Imparfait manifeste

Je suis manifestement imparfait et je (me) manifeste imparfaitement. Je n’aime pas les étiquettes; pourtant des étiquettes nous en avons tous et toutes. Moi aussi j’en ai et moi aussi j’en donne. C’est dans la nature humaine de toujours tenter de définir et catégoriser les personnes. On se « sémantise », on cherche à faire du sens du monde qui nous entoure.

Nous restons néanmoins dans l’incompréhension et le jugement lorsque quelqu’un ne porte pas les mêmes étiquettes que nous ou que quelqu’un ne semble pas cadrer dans la définition d’une étiquette prédéfinie. C’est normal de chercher à comprendre les autres. Et chercher à se comprendre soi-même. Mais on s’arrête souvent au jugement de ce qui est différent. On pense aussi que les étiquettes sont inamovibles, soudées à une personne de façon inaltérable. Alors que tout change. Même chaque individu. Nous sommes des êtres fluides.

Je ne suis pas un être binaire, ni linéaire. Ni à gauche, ni a droite, ni au centre. Je suis nulle part et partout à la fois. Je ne joue pas sur un échiquier noir et blanc; je suis dans un univers fait de mille nuances. J’aime à la fois des idées étiquetées «de gauche» et d’autres étiquetées «de droite», mais ça ne fait certainement pas de moi un «libéral». Je vote dans l’instant présent selon mon cœur et ma conscience. Je ne suis ni carré rouge, ni vert, ni bleu, ni arc-en-ciel. Je suis aucun et tout à la fois. Il y a trop de couleurs à afficher sur un seul carré. Et puis je ne suis pas un carré. Je suis un être multidimensionnel. À la fois plein de contrastes et hyper-nuancé. Je ne pense pas seulement sur trois axes. Au moins quatre, car tout change, à chaque instant présent. Peut-être plus, car mes opinions peuvent avoir plusieurs nuances selon le sujet – et à l’intérieur d’un même sujet – et évoluent. L’important est la bienveillance et aucune idéologie n’en a le monopole.

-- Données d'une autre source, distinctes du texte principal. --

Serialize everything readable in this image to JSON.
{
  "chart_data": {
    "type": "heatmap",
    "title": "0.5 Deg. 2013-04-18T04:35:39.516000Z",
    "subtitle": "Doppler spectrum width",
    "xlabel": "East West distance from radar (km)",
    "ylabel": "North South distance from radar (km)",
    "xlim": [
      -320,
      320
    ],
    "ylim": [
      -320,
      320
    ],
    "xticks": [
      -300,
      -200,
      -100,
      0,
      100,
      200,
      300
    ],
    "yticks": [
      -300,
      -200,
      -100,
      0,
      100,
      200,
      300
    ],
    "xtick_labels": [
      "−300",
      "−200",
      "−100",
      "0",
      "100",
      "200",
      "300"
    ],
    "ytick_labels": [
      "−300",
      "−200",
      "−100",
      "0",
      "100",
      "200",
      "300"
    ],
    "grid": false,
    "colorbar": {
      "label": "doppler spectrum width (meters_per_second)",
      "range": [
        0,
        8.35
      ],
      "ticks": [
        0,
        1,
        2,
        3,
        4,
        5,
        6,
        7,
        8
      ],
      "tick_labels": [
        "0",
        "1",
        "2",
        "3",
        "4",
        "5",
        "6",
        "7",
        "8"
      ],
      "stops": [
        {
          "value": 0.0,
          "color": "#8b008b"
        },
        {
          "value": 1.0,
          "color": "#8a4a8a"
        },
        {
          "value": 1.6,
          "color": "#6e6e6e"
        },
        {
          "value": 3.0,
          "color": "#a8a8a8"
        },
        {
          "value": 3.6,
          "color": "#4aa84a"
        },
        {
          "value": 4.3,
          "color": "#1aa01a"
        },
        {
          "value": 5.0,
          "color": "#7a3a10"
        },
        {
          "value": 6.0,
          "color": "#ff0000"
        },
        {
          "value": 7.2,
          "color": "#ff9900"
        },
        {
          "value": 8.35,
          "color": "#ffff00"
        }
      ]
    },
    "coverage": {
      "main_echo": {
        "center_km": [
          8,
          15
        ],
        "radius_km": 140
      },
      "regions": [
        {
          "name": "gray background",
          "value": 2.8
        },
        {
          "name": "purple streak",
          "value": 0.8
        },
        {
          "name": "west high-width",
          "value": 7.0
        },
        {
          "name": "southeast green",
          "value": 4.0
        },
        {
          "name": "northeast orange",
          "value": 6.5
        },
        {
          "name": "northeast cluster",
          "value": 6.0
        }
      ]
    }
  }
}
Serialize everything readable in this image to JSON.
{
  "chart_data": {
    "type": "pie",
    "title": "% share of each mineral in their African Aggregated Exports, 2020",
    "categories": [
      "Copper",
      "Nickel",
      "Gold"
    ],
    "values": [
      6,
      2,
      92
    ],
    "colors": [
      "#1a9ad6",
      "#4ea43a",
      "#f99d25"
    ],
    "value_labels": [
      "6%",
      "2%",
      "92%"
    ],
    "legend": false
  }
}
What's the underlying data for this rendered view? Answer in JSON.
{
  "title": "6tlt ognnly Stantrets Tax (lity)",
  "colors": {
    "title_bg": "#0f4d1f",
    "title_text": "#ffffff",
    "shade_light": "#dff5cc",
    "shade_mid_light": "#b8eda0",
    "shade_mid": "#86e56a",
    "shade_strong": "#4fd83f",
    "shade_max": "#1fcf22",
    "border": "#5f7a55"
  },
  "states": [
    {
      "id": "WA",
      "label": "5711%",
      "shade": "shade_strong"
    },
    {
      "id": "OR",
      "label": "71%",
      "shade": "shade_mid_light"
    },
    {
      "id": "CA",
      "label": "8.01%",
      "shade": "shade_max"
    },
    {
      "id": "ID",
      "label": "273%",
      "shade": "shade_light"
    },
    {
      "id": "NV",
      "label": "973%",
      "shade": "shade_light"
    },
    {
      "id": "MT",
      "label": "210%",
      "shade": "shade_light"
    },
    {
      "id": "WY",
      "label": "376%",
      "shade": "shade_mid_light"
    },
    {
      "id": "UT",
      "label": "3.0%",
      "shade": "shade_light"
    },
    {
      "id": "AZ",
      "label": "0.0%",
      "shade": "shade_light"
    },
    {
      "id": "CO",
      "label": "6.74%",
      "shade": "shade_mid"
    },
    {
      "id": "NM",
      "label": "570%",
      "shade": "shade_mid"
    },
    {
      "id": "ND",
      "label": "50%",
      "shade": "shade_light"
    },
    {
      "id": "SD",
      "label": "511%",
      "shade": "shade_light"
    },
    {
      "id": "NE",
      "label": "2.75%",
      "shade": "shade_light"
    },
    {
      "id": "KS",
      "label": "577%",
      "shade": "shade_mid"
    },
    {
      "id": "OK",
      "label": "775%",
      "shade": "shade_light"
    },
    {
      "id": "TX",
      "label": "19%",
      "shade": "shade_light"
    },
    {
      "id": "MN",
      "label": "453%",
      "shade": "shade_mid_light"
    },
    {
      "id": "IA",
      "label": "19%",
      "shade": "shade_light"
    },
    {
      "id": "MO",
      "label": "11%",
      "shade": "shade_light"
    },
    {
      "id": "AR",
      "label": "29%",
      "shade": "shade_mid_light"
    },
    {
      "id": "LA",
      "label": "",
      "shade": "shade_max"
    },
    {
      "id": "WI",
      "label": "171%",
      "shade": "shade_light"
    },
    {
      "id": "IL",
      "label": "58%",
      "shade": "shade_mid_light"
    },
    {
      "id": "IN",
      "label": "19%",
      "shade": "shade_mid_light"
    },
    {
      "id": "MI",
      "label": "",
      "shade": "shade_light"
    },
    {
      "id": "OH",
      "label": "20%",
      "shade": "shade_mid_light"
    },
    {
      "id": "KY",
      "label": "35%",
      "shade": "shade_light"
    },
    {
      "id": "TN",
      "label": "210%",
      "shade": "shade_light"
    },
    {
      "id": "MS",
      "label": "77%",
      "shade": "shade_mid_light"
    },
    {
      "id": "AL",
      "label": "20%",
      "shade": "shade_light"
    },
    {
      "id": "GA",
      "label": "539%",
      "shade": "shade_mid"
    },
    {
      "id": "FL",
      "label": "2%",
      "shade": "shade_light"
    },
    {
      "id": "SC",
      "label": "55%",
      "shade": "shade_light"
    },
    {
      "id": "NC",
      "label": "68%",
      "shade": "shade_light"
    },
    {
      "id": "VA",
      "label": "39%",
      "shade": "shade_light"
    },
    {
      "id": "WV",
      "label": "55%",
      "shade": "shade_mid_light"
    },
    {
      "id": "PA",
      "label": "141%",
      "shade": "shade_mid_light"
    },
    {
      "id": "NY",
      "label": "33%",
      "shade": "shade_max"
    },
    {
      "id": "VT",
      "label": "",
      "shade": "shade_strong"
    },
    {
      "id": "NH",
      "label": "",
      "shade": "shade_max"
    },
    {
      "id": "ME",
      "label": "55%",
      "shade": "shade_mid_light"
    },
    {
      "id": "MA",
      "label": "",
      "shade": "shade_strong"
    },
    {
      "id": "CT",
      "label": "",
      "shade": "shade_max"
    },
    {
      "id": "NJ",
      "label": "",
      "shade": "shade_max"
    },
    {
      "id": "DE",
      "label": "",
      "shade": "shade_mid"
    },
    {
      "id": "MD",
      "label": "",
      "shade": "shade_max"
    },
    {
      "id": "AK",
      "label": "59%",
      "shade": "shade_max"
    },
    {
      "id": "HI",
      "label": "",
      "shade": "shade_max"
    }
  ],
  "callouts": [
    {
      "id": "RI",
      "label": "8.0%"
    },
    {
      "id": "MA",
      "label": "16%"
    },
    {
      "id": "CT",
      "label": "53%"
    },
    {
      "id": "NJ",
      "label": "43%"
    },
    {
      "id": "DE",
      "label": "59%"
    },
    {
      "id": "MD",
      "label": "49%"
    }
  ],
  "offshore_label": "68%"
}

Je me suis souvent senti entre deux eaux. Sur la clôture, en équilibre délicat sur un fil mince qui vibre avec le vent. Marginal dans n’importe quel groupe auquel j’ai appartenu. Adhérant à certaines idées mais avec beaucoup de réserves, de «oui mais». J’affichais peu ces réserves. Je les ruminais en-dedans. Me disant que tous les points de vue avaient de bons points. Me sentant mal à l’aise lorsque les points de vue divergents étaient amalgamés et jugés. Il n’y a pas que deux côtés à une histoire. Il y en a plein. Mais une seule opinion divergente qu’on affiche sur un seul sujet, un seul commentaire peut suffire à alimenter le jugement, à se faire ostraciser même. Donc je préférais demeurer silencieux la plupart du temps. J’avais trop peur de recevoir d’autres étiquettes. Je ne réalisais pas non plus que j’avais aussi l’option de ne pas les accepter et les faire miennes, ces étiquettes. Je préférais donc demeurer invisible car c’est beaucoup plus difficile d’étiqueter ce qu’on ne voit pas.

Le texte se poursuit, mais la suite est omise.